Penn State has had a long and illustrious football history, but because of its decision to remain outside of a conference framework for most of its gridiron existence, it seldom was invited to the mostly conference-based bowl games.
In fact, up through 1959 the Nittany Lions had played in but two of these postseason festivals, losing the 1923 Rose Bowl and tying Southern Methodist in the 1948 Cotton Bowl. So when promoter Bud Dudley invited them to face Alabama’s Crimson Tide in the first annual Liberty Bowl, coach Rip Engle jumped at the opportunity.
Unlike many recent Alabama teams, Bear Bryant’s first Tuscaloosa bowl entry was a bit on the lightweight side. It’s hard to imagine a 169-pound fullback or a 188-pound tackle staring across the line at Georgia or LSU in 2012, but that was how Bama’s Tom White and Gary Phillips tipped the scales. Though the Tide must have been doing something right, because those bantam roosters managed to hold their opponents to just five points a game over the course of the season.

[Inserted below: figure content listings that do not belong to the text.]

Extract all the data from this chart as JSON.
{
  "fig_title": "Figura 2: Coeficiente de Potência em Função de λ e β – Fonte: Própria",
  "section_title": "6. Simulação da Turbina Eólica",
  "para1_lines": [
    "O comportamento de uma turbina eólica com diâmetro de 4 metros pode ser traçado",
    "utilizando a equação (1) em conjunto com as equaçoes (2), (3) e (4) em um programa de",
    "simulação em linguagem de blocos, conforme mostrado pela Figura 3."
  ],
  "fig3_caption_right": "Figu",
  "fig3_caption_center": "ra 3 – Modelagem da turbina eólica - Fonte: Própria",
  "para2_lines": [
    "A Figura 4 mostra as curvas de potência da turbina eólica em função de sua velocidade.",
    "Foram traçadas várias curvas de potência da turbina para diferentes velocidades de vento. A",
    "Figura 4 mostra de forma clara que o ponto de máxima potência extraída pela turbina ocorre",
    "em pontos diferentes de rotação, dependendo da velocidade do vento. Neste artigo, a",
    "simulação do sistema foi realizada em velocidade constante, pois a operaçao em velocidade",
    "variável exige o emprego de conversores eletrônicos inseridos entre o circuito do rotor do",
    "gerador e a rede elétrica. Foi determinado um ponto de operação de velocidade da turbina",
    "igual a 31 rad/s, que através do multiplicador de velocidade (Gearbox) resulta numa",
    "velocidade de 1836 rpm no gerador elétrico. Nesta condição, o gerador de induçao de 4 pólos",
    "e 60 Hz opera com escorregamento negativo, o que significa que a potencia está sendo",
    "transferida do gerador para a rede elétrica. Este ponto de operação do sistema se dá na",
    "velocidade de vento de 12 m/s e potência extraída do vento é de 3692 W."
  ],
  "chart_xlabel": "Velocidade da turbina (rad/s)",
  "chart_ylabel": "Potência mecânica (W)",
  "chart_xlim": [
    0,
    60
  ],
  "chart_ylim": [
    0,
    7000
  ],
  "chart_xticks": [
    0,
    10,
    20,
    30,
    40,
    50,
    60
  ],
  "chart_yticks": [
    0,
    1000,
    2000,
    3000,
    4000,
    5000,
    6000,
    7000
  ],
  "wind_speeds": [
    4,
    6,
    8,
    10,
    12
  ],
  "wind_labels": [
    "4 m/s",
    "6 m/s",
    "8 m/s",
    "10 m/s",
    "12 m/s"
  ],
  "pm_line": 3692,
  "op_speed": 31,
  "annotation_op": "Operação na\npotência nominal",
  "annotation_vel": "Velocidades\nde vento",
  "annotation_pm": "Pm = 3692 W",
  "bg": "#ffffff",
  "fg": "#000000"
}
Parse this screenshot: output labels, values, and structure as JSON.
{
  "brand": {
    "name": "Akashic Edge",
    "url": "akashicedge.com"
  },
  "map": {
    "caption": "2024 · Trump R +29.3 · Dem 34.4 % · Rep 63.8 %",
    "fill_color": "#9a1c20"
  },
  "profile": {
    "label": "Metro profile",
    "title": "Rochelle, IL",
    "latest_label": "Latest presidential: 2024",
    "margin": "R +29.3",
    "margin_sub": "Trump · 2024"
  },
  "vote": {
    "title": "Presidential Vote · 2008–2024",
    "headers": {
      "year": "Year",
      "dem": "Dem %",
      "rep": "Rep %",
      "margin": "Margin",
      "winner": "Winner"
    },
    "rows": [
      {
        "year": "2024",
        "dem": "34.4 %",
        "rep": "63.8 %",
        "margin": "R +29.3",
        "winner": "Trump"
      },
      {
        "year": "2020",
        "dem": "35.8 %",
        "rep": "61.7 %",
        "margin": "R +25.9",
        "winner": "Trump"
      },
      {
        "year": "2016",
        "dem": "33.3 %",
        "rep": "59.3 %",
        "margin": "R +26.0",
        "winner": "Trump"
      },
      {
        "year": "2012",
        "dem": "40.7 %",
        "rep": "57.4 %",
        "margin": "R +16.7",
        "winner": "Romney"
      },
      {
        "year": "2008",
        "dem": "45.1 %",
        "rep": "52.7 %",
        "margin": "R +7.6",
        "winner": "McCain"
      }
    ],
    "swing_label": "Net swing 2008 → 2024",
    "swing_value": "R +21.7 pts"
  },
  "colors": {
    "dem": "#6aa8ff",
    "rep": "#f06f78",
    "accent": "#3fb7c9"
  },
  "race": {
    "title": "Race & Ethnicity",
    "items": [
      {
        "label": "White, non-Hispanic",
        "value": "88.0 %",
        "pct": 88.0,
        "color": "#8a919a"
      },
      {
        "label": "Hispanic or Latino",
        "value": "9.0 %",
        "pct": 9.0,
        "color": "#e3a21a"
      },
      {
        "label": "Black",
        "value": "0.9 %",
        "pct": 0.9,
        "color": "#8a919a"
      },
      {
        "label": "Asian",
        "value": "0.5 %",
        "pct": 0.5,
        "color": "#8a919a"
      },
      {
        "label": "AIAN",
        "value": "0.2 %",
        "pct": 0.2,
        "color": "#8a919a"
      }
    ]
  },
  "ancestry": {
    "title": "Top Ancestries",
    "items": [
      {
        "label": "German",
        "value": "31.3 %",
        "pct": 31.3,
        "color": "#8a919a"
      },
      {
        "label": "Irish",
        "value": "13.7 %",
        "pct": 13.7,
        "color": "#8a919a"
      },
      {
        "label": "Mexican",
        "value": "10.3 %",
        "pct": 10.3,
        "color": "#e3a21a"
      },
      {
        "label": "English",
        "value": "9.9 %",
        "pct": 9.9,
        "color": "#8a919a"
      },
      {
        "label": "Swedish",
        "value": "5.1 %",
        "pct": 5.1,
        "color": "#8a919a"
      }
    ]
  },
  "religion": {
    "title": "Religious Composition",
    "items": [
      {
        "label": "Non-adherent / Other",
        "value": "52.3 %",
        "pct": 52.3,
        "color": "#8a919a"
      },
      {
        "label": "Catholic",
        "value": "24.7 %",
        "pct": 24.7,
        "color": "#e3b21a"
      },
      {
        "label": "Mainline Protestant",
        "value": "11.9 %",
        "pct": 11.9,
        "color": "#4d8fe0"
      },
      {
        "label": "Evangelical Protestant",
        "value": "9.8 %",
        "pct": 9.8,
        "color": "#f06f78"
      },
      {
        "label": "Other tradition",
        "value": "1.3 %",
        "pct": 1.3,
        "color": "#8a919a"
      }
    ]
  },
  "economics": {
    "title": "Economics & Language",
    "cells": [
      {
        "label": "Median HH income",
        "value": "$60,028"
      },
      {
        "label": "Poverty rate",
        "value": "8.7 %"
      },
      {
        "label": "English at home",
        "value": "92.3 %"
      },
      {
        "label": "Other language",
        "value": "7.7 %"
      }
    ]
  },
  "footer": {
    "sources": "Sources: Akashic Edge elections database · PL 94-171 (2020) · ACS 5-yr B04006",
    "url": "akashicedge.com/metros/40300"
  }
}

And a tough bunch of birds those Bama defenders proved to be, stopping the Lions cold on the Alabama 11-, 1-, and 5-yard lines without a single consolation point. And despite outgaining the Tide by a nearly 3 to 1 margin, it looked as if Engle’s men were never going to have to wait until 1960 to score.
But then with 40 seconds to go in the first half, the Lions got all the offense they needed. After running back a short punt to the Alabama 23, a quick 5 yard run took them to the 18, where after a no-huddle pause for breath, Sam Stellatella lined up for a field goal.
Only instead of going for the 3 points, quarterback Galen Hall took the snap and fired a quick 23 yard touchdown pass to Roger Kochmann, and with but five seconds remaining on the clock, the stunned Crimson Tide found themselves in a 7-0 hole that they were unable to climb out of for the rest of the afternoon.
The Nittany Lions have since gone on to several national championships and countless bowl victories, but in many ways, that first one was the sweetest.